Deixei seu quarto, fui buscar a minha bolsa e me dirigi para a sala. Meu irmão estava jogado no sofá, dormindo, com uma garrafa de cerveja na mão e a boca aberta, que chegava a babar nas almofadas que eu lavara no final de semana.

— Bom dia! — gritei, ao me aproximar do sofá e fazer com que ele saltasse com o susto.

— Ficou doida, Karina?

— Eu não estou doida. Já você, nem sei dizer. — Cruzei os braços, irritada. Por que não levanta desse sofá e vai trabalhar, Klaus? Você é o mais velho aqui e, depois da morte do papai, deveria ser o homem da casa, mas não passa de um bêbado viciado.

— Ainda não encontrei nenhum emprego a minha altura.

— E a altura das contas, achou algum? — Apontei para os envelopes que o zelador havia jogado por debaixo da porta. Mesmo sem os abrir, tinha certeza de que a maioria deles era de despesas médicas e os demais, gastos da casa que estavam atrasados.

— Ah, vamos dar um jeito nisso.

— Um jeito? Quando? Antes ou depois de sermos despejados? A mamãe precisa desse apartamento e nós dois também.

— Então deveria ter pensado nisso antes de hipotecar o imóvel com o banco para pagar os médicos. Se formos despejados, a culpa é sua!

Peguei um bloquinho de papel sobre uma mesa redonda onde ficava o nosso telefone e o arremessei contra o meu irmão, bufando de raiva. Não conseguia acreditar que ele estava jogando aquilo na minha cara.

— Se eu não tivesse hipotecado o apartamento, iriam deixar a mama morrer.
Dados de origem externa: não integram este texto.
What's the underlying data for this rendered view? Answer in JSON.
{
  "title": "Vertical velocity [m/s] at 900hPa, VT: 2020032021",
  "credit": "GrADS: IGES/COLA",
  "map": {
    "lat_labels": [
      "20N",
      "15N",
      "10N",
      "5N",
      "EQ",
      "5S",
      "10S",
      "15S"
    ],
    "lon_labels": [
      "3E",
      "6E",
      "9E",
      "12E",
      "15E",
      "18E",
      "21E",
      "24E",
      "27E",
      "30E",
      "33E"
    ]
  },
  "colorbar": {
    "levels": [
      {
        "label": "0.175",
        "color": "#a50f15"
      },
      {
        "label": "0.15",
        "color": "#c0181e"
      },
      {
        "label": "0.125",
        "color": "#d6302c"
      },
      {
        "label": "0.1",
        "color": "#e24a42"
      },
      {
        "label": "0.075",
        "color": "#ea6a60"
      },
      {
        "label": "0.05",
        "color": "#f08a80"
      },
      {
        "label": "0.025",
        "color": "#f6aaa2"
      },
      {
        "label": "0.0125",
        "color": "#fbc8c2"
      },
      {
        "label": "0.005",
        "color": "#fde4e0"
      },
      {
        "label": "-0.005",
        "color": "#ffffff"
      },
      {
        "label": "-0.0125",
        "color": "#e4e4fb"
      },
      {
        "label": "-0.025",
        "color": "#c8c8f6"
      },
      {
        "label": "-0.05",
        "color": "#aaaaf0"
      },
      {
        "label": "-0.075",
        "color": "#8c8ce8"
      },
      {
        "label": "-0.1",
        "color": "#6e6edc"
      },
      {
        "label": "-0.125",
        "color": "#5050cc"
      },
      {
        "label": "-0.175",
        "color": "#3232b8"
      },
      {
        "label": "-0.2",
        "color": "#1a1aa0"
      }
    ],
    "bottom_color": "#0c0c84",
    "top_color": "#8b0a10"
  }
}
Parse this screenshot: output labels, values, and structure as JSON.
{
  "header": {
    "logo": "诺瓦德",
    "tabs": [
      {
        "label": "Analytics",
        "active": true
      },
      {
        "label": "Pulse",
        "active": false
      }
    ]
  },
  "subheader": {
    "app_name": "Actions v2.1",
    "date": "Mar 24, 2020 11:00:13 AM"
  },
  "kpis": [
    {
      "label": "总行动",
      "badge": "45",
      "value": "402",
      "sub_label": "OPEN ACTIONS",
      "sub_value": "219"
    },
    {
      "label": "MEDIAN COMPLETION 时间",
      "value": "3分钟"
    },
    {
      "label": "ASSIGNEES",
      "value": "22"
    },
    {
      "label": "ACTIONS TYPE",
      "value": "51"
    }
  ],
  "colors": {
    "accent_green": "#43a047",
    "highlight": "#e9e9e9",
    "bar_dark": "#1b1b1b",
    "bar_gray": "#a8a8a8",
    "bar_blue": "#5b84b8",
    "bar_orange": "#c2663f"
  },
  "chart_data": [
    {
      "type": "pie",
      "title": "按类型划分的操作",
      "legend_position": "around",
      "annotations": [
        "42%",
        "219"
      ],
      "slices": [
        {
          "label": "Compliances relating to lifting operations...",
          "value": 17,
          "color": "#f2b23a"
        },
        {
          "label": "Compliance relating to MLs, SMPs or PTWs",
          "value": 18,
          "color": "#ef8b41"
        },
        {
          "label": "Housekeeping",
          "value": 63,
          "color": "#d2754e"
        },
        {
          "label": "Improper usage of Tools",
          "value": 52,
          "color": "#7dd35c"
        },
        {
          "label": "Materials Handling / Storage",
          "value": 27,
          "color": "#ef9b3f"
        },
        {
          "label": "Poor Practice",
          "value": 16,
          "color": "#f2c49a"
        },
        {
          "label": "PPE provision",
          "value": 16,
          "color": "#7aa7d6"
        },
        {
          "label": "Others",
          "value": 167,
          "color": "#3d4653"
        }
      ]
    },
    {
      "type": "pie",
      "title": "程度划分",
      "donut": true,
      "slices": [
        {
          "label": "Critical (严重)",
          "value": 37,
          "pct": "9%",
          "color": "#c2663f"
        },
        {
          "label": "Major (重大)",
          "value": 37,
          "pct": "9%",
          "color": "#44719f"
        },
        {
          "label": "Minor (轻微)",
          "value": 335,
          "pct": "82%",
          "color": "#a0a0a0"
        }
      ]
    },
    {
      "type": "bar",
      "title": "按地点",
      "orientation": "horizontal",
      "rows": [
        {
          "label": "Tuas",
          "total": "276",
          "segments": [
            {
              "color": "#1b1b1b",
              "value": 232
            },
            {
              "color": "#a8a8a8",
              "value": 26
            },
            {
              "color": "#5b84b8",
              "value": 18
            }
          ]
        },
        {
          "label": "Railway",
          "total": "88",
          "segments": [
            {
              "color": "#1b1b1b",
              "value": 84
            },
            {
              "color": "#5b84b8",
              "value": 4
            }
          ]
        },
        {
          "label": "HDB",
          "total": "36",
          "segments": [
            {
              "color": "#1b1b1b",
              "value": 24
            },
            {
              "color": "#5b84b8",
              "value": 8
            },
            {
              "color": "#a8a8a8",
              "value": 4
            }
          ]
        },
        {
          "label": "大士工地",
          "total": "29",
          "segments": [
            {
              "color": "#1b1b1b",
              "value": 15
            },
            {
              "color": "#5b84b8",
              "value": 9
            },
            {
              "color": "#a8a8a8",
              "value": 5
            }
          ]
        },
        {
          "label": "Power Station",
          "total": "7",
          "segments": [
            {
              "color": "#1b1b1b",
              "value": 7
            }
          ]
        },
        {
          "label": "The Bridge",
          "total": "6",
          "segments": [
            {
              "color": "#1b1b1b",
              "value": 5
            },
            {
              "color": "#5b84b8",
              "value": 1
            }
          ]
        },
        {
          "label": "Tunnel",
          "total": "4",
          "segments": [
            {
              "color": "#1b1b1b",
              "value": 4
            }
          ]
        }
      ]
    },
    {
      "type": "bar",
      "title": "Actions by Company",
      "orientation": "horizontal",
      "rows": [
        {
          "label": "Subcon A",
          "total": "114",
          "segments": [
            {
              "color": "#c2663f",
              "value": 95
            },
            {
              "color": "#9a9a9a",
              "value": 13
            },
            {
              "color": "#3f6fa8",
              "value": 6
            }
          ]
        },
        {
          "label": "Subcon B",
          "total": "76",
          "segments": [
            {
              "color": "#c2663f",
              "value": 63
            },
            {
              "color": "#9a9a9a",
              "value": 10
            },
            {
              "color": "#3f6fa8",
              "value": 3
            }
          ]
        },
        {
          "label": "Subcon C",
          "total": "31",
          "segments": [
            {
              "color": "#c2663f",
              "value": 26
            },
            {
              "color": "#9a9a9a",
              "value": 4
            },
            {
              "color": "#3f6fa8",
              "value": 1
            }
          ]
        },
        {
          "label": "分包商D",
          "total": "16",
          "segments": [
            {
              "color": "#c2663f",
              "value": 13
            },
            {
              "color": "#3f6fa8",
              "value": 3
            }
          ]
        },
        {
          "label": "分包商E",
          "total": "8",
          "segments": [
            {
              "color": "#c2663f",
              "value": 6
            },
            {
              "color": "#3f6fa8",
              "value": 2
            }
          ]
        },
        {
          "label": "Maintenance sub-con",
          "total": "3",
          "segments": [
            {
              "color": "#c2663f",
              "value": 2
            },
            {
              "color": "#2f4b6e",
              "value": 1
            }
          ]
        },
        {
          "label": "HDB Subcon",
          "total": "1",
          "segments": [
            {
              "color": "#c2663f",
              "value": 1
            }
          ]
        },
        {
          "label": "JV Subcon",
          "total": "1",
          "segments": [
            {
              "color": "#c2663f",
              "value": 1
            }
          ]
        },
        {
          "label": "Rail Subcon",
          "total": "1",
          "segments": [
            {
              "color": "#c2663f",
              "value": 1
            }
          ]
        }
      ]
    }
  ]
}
— Talvez seja a hora dela.

— Cala a boca, Klaus! — Eu gritei, chorando quando a raiva transbordou pelos meus olhos.

Não conseguia mais ficar ali ouvindo as besteiras que o meu irmão dizia. Já não bastava não mexer uma unha para ajudar, ele ainda se dava ao trabalho de julgar as minhas decisões.

Fui na direção da porta, recolhi as correspondências do chão e saí do apartamento pisando duro.